Item 4. Purpose of Transaction.

The information provided in the Filings with respect to Item 4 is hereby supplemented as follows:

On August 10, 2023, RA IV distributed 800,000 shares of Class B Common to the Partners, which distribution was made on a pro-rata basis for no additional consideration in accordance with the Rankin IV Partnership Agreement. As a result of the distribution, as of August 10, 2023, Rankin IV ceased to beneficially own more than five percent of the Class B Common.

Item 5. Interest in Securities of the Issuer.

The information provided in the Filings with respect to Item 5 is hereby supplemented as follows:

(a)—(b) On August 10, 2023, Rankin IV distributed 800,000 shares of Class B Common to the Partners, which distribution was made on a pro-rata basis for no additional consideration in accordance with the Rankin IV Partnership Agreement. As a result of the distribution, as of August 10, 2023, Rankin IV no longer holds any shares of the Class B Common.

(e) On August 10, 2023, Rankin IV ceased to be the beneficial owner of more than five percent of the Class B Common. Accordingly, this Amendment No. 4 is the final amendment to the Initial Filing and is an exit filing for the group formed by Rankin IV.

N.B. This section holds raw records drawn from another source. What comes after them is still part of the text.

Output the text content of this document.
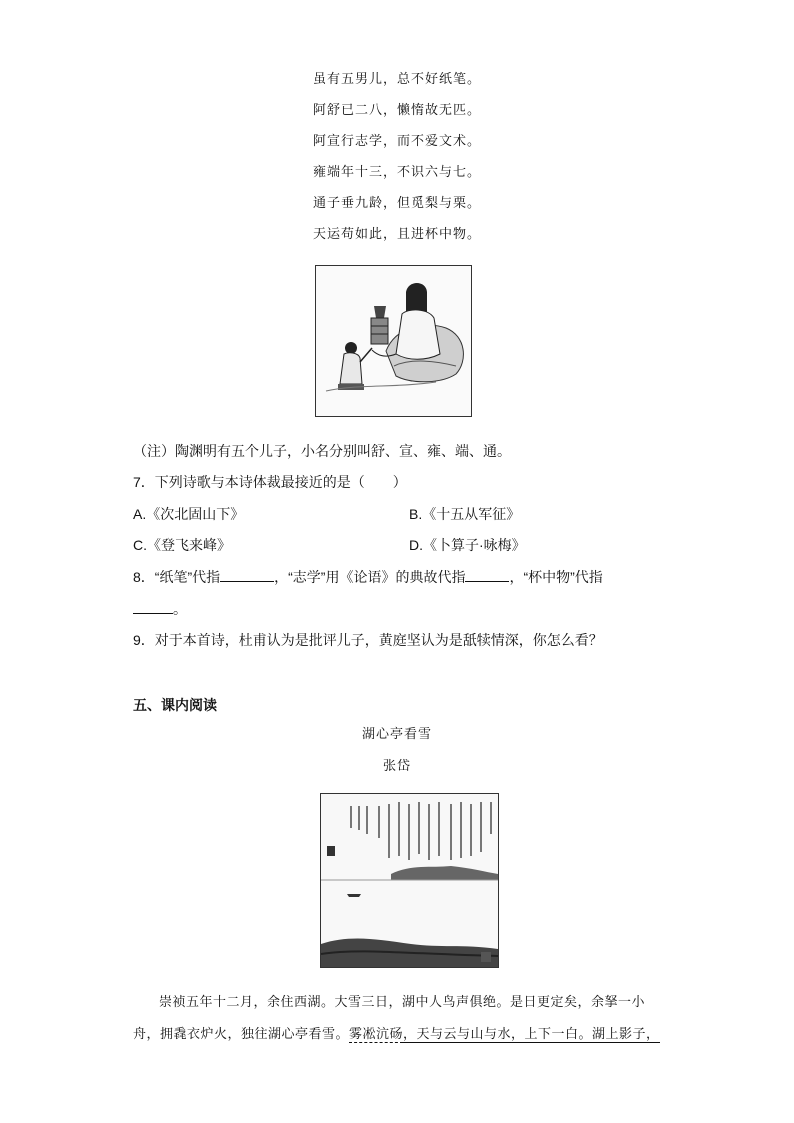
虽有五男儿，总不好纸笔。
阿舒已二八，懒惰故无匹。
阿宣行志学，而不爱文术。
雍端年十三，不识六与七。
通子垂九龄，但觅梨与栗。
天运苟如此，且进杯中物。
（注）陶渊明有五个儿子，小名分别叫舒、宣、雍、端、通。
7．下列诗歌与本诗体裁最接近的是（　　）
A.《次北固山下》	B.《十五从军征》
C.《登飞来峰》	D.《卜算子·咏梅》
8．“纸笔”代指	，“志学”用《论语》的典故代指	，“杯中物”代指
。
9．对于本首诗，杜甫认为是批评儿子，黄庭坚认为是舐犊情深，你怎么看？
五、课内阅读
湖心亭看雪
张岱
崇祯五年十二月，余住西湖。大雪三日，湖中人鸟声俱绝。是日更定矣，余拏一小
舟，拥毳衣炉火，独往湖心亭看雪。雾凇沆砀，天与云与山与水，上下一白。湖上影子，
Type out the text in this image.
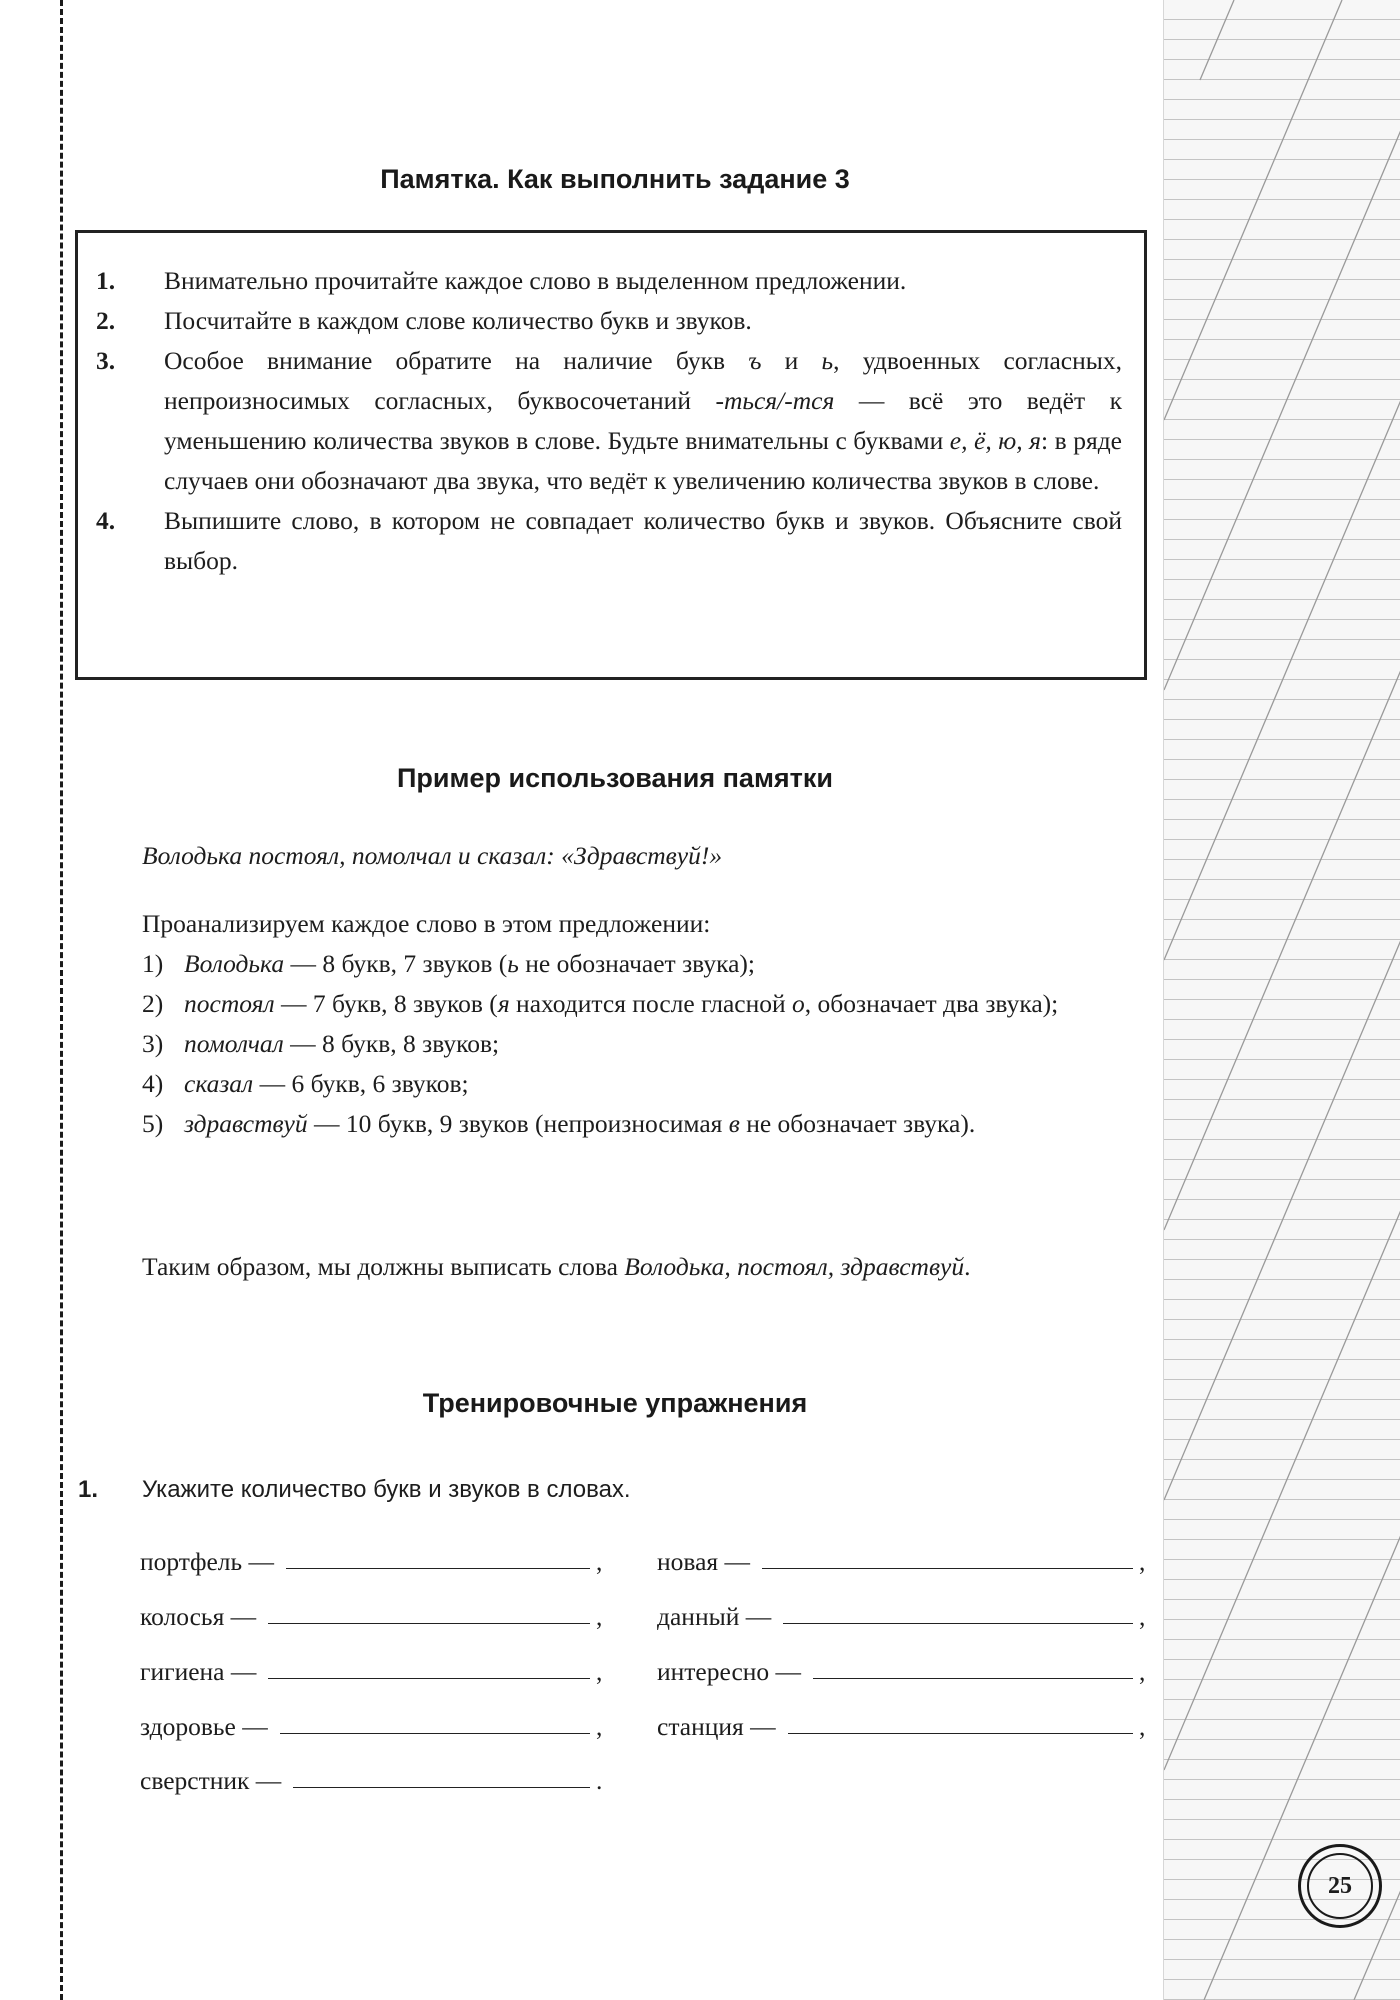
Памятка. Как выполнить задание 3
1.	Внимательно прочитайте каждое слово в выделенном предложении.
2.	Посчитайте в каждом слове количество букв и звуков.
3.	Особое внимание обратите на наличие букв ъ и ь, удвоенных согласных, непроизносимых согласных, буквосочетаний -ться/-тся — всё это ведёт к уменьшению количества звуков в слове. Будьте внимательны с буквами е, ё, ю, я: в ряде случаев они обозначают два звука, что ведёт к увеличению количества звуков в слове.
4.	Выпишите слово, в котором не совпадает количество букв и звуков. Объясните свой выбор.
Пример использования памятки

Володька постоял, помолчал и сказал: «Здравствуй!»

Проанализируем каждое слово в этом предложении:
1) Володька — 8 букв, 7 звуков (ь не обозначает звука);
2) постоял — 7 букв, 8 звуков (я находится после гласной о, обозначает два звука);
3) помолчал — 8 букв, 8 звуков;
4) сказал — 6 букв, 6 звуков;
5) здравствуй — 10 букв, 9 звуков (непроизносимая в не обозначает звука).

Таким образом, мы должны выписать слова Володька, постоял, здравствуй.

Тренировочные упражнения
1. Укажите количество букв и звуков в словах.
портфель —	,
колосья —	,
гигиена —	,
здоровье —	,
сверстник —	.
новая —	,
данный —	,
интересно —	,
станция —	,
25
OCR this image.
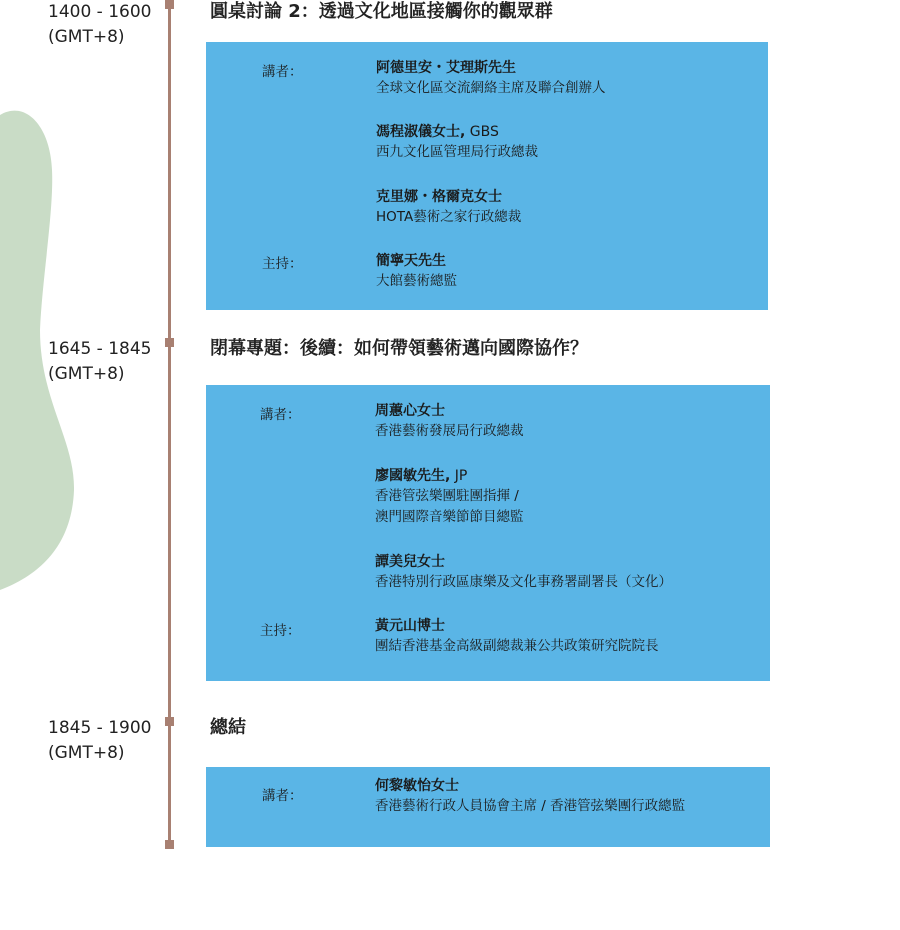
1400 - 1600
(GMT+8)
圓桌討論 2：透過文化地區接觸你的觀眾群
講者：	阿德里安・艾理斯先生
全球文化區交流網絡主席及聯合創辦人
馮程淑儀女士, GBS
西九文化區管理局行政總裁
克里娜・格爾克女士
HOTA藝術之家行政總裁
主持：	簡寧天先生
大館藝術總監
1645 - 1845
(GMT+8)
閉幕專題：後續：如何帶領藝術邁向國際協作？
講者：	周蕙心女士
香港藝術發展局行政總裁
廖國敏先生, JP
香港管弦樂團駐團指揮 /
澳門國際音樂節節目總監
譚美兒女士
香港特別行政區康樂及文化事務署副署長（文化）
主持：	黃元山博士
團結香港基金高級副總裁兼公共政策研究院院長
1845 - 1900
(GMT+8)
總結
講者：
何黎敏怡女士
香港藝術行政人員協會主席 / 香港管弦樂團行政總監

[Signatures begin on the next page.]

[The remainder of this page was intentionally left blank.]

 

3


SIGNATURES

After reasonable inquiry and to the best of our knowledge and belief, we certify that the information set forth in this statement is true, complete and correct.

Date: August 14, 2023

 

Name: Rankin Associates IV, L.P.
By: Main Trust of Alfred M. Rankin, Jr. created under the Agreement, dated as of September 28, 2000, as supplemented, amended and restated, between Alfred M. Rankin, Jr., as trustee, and Alfred M. Rankin, Jr., creating a trust for the benefit of Alfred M. Rankin, Jr. (successor in interest to the Trust created by the Agreement, dated August 30, 1967, as supplemented, amended and restated, between National City Bank, as trustee, and Alfred M. Rankin, Jr., creating a trust for the benefit of Alfred M. Rankin, Jr.), as one of its General Partners
By:  

/s/ Alfred M. Rankin, Jr.

  Alfred M. Rankin, Jr., as Trustee
REPORTING PERSONS
By:  

/s/ Alfred M. Rankin, Jr.

  Alfred M. Rankin, Jr., on behalf of himself, and as:
  Attorney-in-Fact for Thomas T. Rankin*
  Attorney-in-Fact for Claiborne R. Rankin*
  Attorney-in-Fact for Roger F. Rankin*
  Attorney-in-Fact for Helen R. Butler*
  Attorney-in-Fact for Clara Rankin Williams*
  Attorney-in-Fact for 2012 Alison A. Rankin Trust*
  Attorney-in-Fact for 2012 Chloe O. Rankin Trust*
  Attorney-in-Fact for 2012 Corbin K. Rankin Trust*
  Attorney-in-Fact for BTR 2020 GST Trust for Helen R. Butler*
  Attorney-in-Fact for BTR 2020 GST Trust for Clara R. Williams*
  Attorney-in-Fact for BTR 2020 GST Trust for Matthew M. Rankin*
  Attorney-in-Fact for BTR 2020 GST Trust for James T. Rankin*
  Attorney-in-Fact for BTR 2020 GST Trust for Thomas P. K. Rankin*
  Attorney-in-Fact for BTR 2020 GST Trust for Chloe R. Seelbach*
  Attorney-in-Fact for BTR 2020 GST Trust for Claiborne R. Rankin, Jr.*
  Attorney-in-Fact for BTR 2020 GST Trust for Julia R. Kuipers*

 

4


  Attorney-in-Fact for BTR 2020 GST Trust for Anne F. Rankin*
  Attorney-in-Fact for BTR 2020 GST Trust for Elisabeth M. Rankin*

 

*

The power of attorney authorizing the above named individual to act on behalf of each of the foregoing Reporting Persons is included in Exhibit 17.